Wednesday, February 13, 2008

Review of "Behind the Mask: The Rise of Leslie Vernon (2006)"

Behind the Mask: The Rise of Leslie Vernon (2006)

Mockumentary of a "Halloween" archetypal killer using the Scream equation.

Have you seen Halloween, Friday the 13th, Nightmare on Elm Street, etc? Even if you haven't seen these movies, you have at the very least heard the names somewhere. This film begins as a documentary about a fictional killer, Leslie Vernon. Leslie is very much in the vein of Michael Meyers or Jason Vorhees. He also follows a series of "guidelines" by which he operates (Scream made fun of these "rules").

The first 1/2 of the film is presented as footage from a documentary crew as they follow Leslie around and are given a first row seat and are even asked to participant in his "craft" and its planning. This is the part of the movie that is fresh and quite entertaining. Leslie does not come across as a psychopath but is presented as more of an artisan or artist. He even has a mentor, who was a serial killer in the 70's/80's. Most of the flavor of this part is humorous .

The second half of the movie (a visible switch from documentary crew perspective to phantom camera) turns basically into a slasher movie. It is a slasher movie with a twist, which I didn't realize until one of the characters points it out. Its cute, but I generally found this second half of the movie to be derivative, albeit with a twist. The sudden seriousness of the situation is meant to confuse us into shock.

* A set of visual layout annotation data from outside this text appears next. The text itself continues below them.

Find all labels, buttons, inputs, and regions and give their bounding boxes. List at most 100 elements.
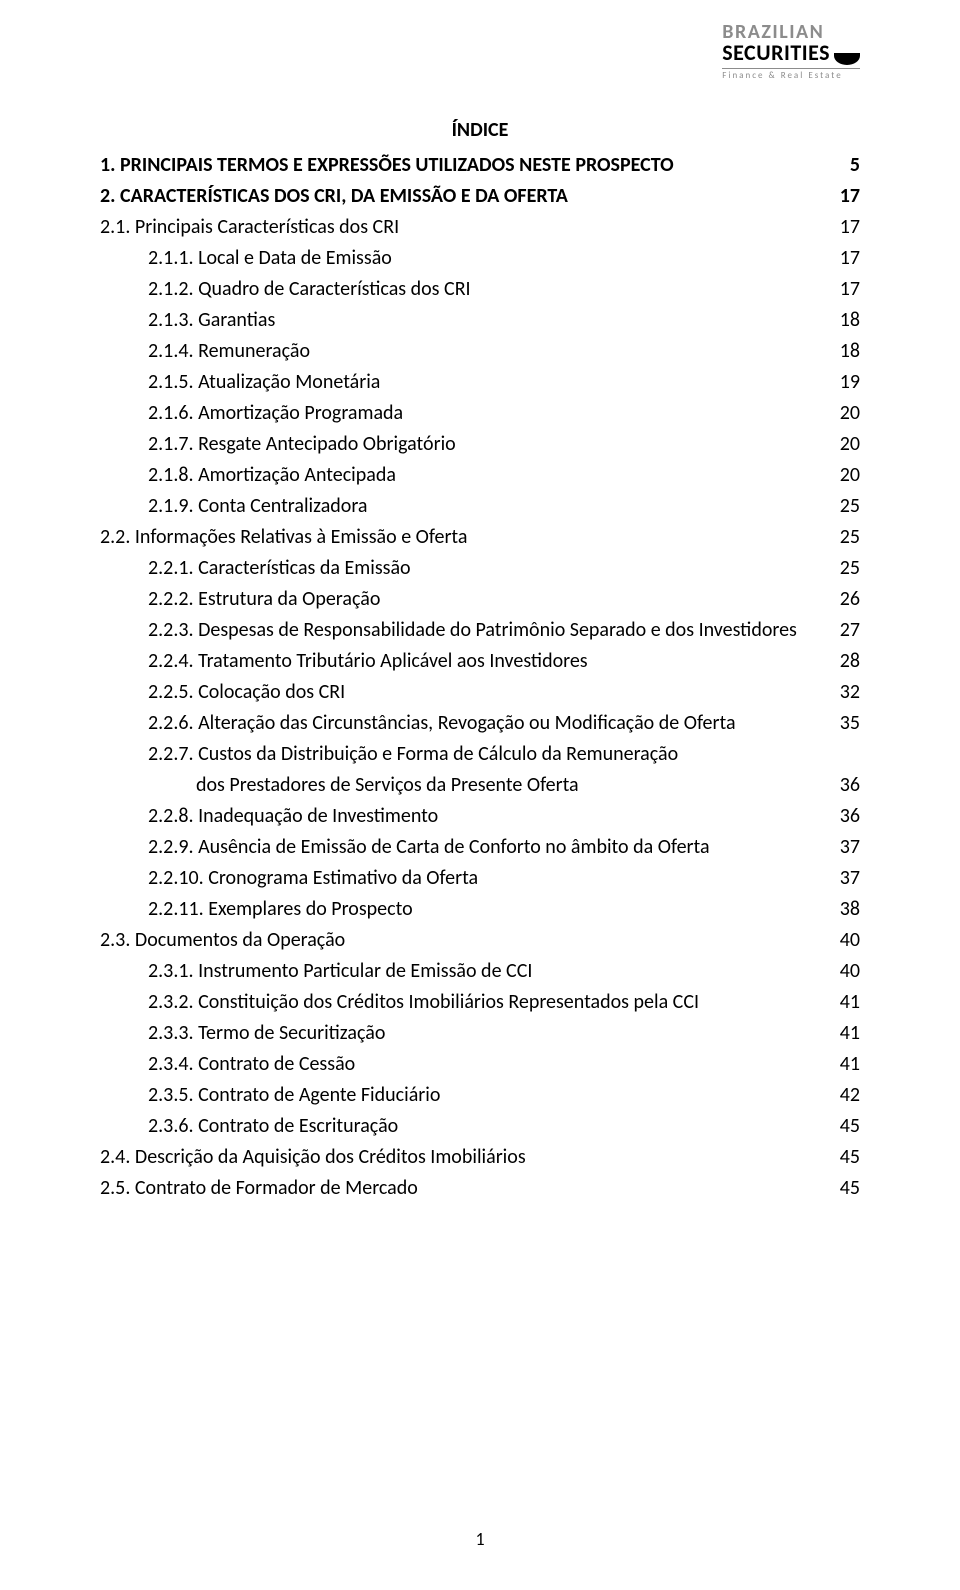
toc-row: 2.1.3. Garantias 18 — [100, 305, 860, 336]
toc-page-number: 27 — [826, 615, 860, 646]
toc-row: 2.2.11. Exemplares do Prospecto 38 — [100, 894, 860, 925]
toc-label: 2.1.7. Resgate Antecipado Obrigatório — [148, 429, 456, 460]
toc-page-number: 19 — [826, 367, 860, 398]
toc-label: 2.3.5. Contrato de Agente Fiduciário — [148, 1080, 440, 1111]
toc-page-number: 36 — [826, 801, 860, 832]
toc-label: 2.3.2. Constituição dos Créditos Imobili… — [148, 987, 699, 1018]
toc-row: 2.2.9. Ausência de Emissão de Carta de C… — [100, 832, 860, 863]
toc-row: 1. PRINCIPAIS TERMOS E EXPRESSÕES UTILIZ… — [100, 150, 860, 181]
toc-label: 2.1.5. Atualização Monetária — [148, 367, 380, 398]
toc-row: 2.1.1. Local e Data de Emissão 17 — [100, 243, 860, 274]
toc-row: 2.2.3. Despesas de Responsabilidade do P… — [100, 615, 860, 646]
toc-page-number: 20 — [826, 398, 860, 429]
toc-label: dos Prestadores de Serviços da Presente … — [196, 770, 579, 801]
toc-label: 1. PRINCIPAIS TERMOS E EXPRESSÕES UTILIZ… — [100, 150, 674, 181]
toc-row: 2.2.2. Estrutura da Operação 26 — [100, 584, 860, 615]
toc-label: 2.2.1. Características da Emissão — [148, 553, 411, 584]
toc-page-number: 5 — [826, 150, 860, 181]
toc-row: 2.2.7. Custos da Distribuição e Forma de… — [100, 739, 860, 770]
toc-row: 2.3.5. Contrato de Agente Fiduciário 42 — [100, 1080, 860, 1111]
toc-page-number: 18 — [826, 336, 860, 367]
toc-row: 2.2.6. Alteração das Circunstâncias, Rev… — [100, 708, 860, 739]
toc-label: 2.2.10. Cronograma Estimativo da Oferta — [148, 863, 478, 894]
toc-page-number: 17 — [826, 274, 860, 305]
toc-label: 2.3.4. Contrato de Cessão — [148, 1049, 355, 1080]
toc-row: 2.1.4. Remuneração 18 — [100, 336, 860, 367]
toc-label: 2.2.2. Estrutura da Operação — [148, 584, 380, 615]
toc-row: 2.1.6. Amortização Programada 20 — [100, 398, 860, 429]
toc-row: 2.2.4. Tratamento Tributário Aplicável a… — [100, 646, 860, 677]
toc-page-number: 25 — [826, 522, 860, 553]
toc-label: 2.1.9. Conta Centralizadora — [148, 491, 367, 522]
toc-page-number: 25 — [826, 553, 860, 584]
toc-page-number: 28 — [826, 646, 860, 677]
toc-row: 2.1.9. Conta Centralizadora 25 — [100, 491, 860, 522]
toc-page-number: 41 — [826, 987, 860, 1018]
toc-row: 2.2.5. Colocação dos CRI 32 — [100, 677, 860, 708]
toc-label: 2.3.6. Contrato de Escrituração — [148, 1111, 398, 1142]
toc-row: 2.1.7. Resgate Antecipado Obrigatório 20 — [100, 429, 860, 460]
toc-label: 2.2.8. Inadequação de Investimento — [148, 801, 438, 832]
toc-page-number: 41 — [826, 1018, 860, 1049]
toc-label: 2.1.2. Quadro de Características dos CRI — [148, 274, 471, 305]
toc-label: 2.3.1. Instrumento Particular de Emissão… — [148, 956, 532, 987]
toc-row: 2.3.2. Constituição dos Créditos Imobili… — [100, 987, 860, 1018]
toc-page-number: 25 — [826, 491, 860, 522]
toc-row: 2.1. Principais Características dos CRI 1… — [100, 212, 860, 243]
toc-page-number: 38 — [826, 894, 860, 925]
toc-page-number: 18 — [826, 305, 860, 336]
toc-label: 2.1. Principais Características dos CRI — [100, 212, 399, 243]
toc-label: 2.5. Contrato de Formador de Mercado — [100, 1173, 418, 1204]
toc-label: 2.2.4. Tratamento Tributário Aplicável a… — [148, 646, 588, 677]
toc-page-number: 17 — [826, 243, 860, 274]
toc-row: 2.4. Descrição da Aquisição dos Créditos… — [100, 1142, 860, 1173]
toc-row: 2.3.3. Termo de Securitização 41 — [100, 1018, 860, 1049]
toc-row: 2. CARACTERÍSTICAS DOS CRI, DA EMISSÃO E… — [100, 181, 860, 212]
toc-label: 2.2.9. Ausência de Emissão de Carta de C… — [148, 832, 710, 863]
toc-page-number: 37 — [826, 832, 860, 863]
toc-row: 2.1.8. Amortização Antecipada 20 — [100, 460, 860, 491]
toc-page-number: 20 — [826, 460, 860, 491]
logo-line-2: SECURITIES — [722, 41, 860, 64]
toc-label: 2.2.6. Alteração das Circunstâncias, Rev… — [148, 708, 736, 739]
toc-label: 2.1.8. Amortização Antecipada — [148, 460, 396, 491]
toc-label: 2.2.5. Colocação dos CRI — [148, 677, 345, 708]
toc-row: 2.1.2. Quadro de Características dos CRI… — [100, 274, 860, 305]
toc-row: 2.3.4. Contrato de Cessão 41 — [100, 1049, 860, 1080]
toc-page-number: 45 — [826, 1111, 860, 1142]
toc-label: 2. CARACTERÍSTICAS DOS CRI, DA EMISSÃO E… — [100, 181, 568, 212]
toc-label: 2.1.6. Amortização Programada — [148, 398, 403, 429]
toc-label: 2.3.3. Termo de Securitização — [148, 1018, 385, 1049]
toc-row: 2.2.8. Inadequação de Investimento 36 — [100, 801, 860, 832]
toc-page-number: 40 — [826, 956, 860, 987]
toc-page-number: 26 — [826, 584, 860, 615]
toc-page-number: 36 — [826, 770, 860, 801]
toc-page-number: 42 — [826, 1080, 860, 1111]
toc-label: 2.2.3. Despesas de Responsabilidade do P… — [148, 615, 797, 646]
toc-row: 2.2. Informações Relativas à Emissão e O… — [100, 522, 860, 553]
toc-row: dos Prestadores de Serviços da Presente … — [100, 770, 860, 801]
toc-page-number: 40 — [826, 925, 860, 956]
toc-row: 2.3. Documentos da Operação 40 — [100, 925, 860, 956]
toc-row: 2.2.10. Cronograma Estimativo da Oferta 3… — [100, 863, 860, 894]
toc-label: 2.1.3. Garantias — [148, 305, 275, 336]
company-logo: BRAZILIAN SECURITIES Finance & Real Esta… — [722, 22, 860, 81]
document-page: BRAZILIAN SECURITIES Finance & Real Esta… — [0, 0, 960, 1590]
toc-page-number: 37 — [826, 863, 860, 894]
toc-label: 2.1.1. Local e Data de Emissão — [148, 243, 392, 274]
toc-row: 2.1.5. Atualização Monetária 19 — [100, 367, 860, 398]
toc-page-number: 20 — [826, 429, 860, 460]
footer-page-number: 1 — [0, 1528, 960, 1550]
toc-page-number: 41 — [826, 1049, 860, 1080]
toc-page-number: 35 — [826, 708, 860, 739]
toc-row: 2.5. Contrato de Formador de Mercado 45 — [100, 1173, 860, 1204]
toc-page-number: 32 — [826, 677, 860, 708]
toc-label: 2.1.4. Remuneração — [148, 336, 310, 367]
toc-page-number: 45 — [826, 1142, 860, 1173]
toc-label: 2.3. Documentos da Operação — [100, 925, 345, 956]
toc-page-number: 17 — [826, 212, 860, 243]
toc-label: 2.2.11. Exemplares do Prospecto — [148, 894, 413, 925]
toc-page-number: 45 — [826, 1173, 860, 1204]
logo-line-3: Finance & Real Estate — [722, 68, 860, 80]
toc-label: 2.2.7. Custos da Distribuição e Forma de… — [148, 739, 678, 770]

This is all but nullified by the character's knowledge of the upcoming events. Even though the plan changes nonetheless, their awareness of the situation diffuses most of the impact. The first kills in these type of movies occur in the fog of war. When the threat is revealed, this usually signals the demise of the killer (sheer overwhelming numbers and physical trauma from those numbers attacking add up).

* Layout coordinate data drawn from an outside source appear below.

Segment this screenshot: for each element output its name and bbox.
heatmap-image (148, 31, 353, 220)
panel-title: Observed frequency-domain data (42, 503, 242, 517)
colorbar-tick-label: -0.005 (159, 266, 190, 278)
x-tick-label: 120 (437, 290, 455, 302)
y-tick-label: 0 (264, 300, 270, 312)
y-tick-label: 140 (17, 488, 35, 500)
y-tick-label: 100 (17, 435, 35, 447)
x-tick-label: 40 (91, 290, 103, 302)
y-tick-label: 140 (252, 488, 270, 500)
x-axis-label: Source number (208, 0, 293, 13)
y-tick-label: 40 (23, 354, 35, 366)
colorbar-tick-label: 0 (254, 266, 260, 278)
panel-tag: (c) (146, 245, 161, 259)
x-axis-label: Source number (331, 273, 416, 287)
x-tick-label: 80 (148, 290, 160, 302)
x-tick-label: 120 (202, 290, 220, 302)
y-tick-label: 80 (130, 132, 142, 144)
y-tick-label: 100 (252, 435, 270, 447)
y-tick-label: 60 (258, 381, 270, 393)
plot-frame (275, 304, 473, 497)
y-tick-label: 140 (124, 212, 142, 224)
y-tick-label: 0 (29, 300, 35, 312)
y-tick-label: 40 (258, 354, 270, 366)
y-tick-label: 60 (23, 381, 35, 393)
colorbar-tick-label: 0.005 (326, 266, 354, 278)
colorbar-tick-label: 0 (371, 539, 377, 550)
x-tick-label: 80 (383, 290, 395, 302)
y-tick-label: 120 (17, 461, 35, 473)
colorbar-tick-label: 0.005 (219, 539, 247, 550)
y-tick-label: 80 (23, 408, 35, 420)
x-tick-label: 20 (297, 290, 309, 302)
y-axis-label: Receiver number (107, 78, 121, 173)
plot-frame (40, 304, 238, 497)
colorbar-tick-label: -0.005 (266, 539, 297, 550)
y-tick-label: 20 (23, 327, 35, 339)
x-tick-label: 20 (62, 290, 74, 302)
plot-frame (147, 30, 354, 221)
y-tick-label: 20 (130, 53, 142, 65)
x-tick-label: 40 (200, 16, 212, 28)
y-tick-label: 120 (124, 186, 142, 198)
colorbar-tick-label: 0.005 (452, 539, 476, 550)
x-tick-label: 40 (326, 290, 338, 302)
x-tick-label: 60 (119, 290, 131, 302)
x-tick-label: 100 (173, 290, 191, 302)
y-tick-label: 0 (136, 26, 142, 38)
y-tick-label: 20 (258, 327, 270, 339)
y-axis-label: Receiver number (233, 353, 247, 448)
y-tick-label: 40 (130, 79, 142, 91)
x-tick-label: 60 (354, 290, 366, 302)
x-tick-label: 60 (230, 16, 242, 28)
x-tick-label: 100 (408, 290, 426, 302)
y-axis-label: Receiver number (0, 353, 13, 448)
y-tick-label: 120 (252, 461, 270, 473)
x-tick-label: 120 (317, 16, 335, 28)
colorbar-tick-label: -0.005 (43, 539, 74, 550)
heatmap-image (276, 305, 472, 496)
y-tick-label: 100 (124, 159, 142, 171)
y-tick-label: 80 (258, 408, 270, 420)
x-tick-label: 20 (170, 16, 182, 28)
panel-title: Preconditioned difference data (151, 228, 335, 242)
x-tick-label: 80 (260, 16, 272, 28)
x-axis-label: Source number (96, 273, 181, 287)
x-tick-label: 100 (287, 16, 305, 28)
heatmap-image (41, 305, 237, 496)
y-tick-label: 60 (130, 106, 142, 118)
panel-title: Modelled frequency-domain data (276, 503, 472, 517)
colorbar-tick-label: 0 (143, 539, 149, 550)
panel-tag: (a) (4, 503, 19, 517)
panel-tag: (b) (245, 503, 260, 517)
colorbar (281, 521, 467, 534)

Nathan Baesel does a great job as the killer, Leslie Vernon. The camera men are mostly invisible (until the second half), except for the fact that their snark remarks seems ever present. The reporter (Angela Goethals, related to the bridge of the same name in NYC) is the 2nd most present character, after Leslie, and unfortunately is quite annoying. I'm not sure its the acting. Also a nice cameo by Robert Englund as the good guy for a change. He isn't more than a Vincent Price cameo, however.

The movie flows very much like Rob Zombie's Halloween remake (first half good, second bad), except better. This is not a great movie, but not a dud either. If you need a hand in guessing if you should see this movie, ask yourself a question. How did you feel after you saw Haute Tension (High Tension)? If you liked that feeling, watch this movie.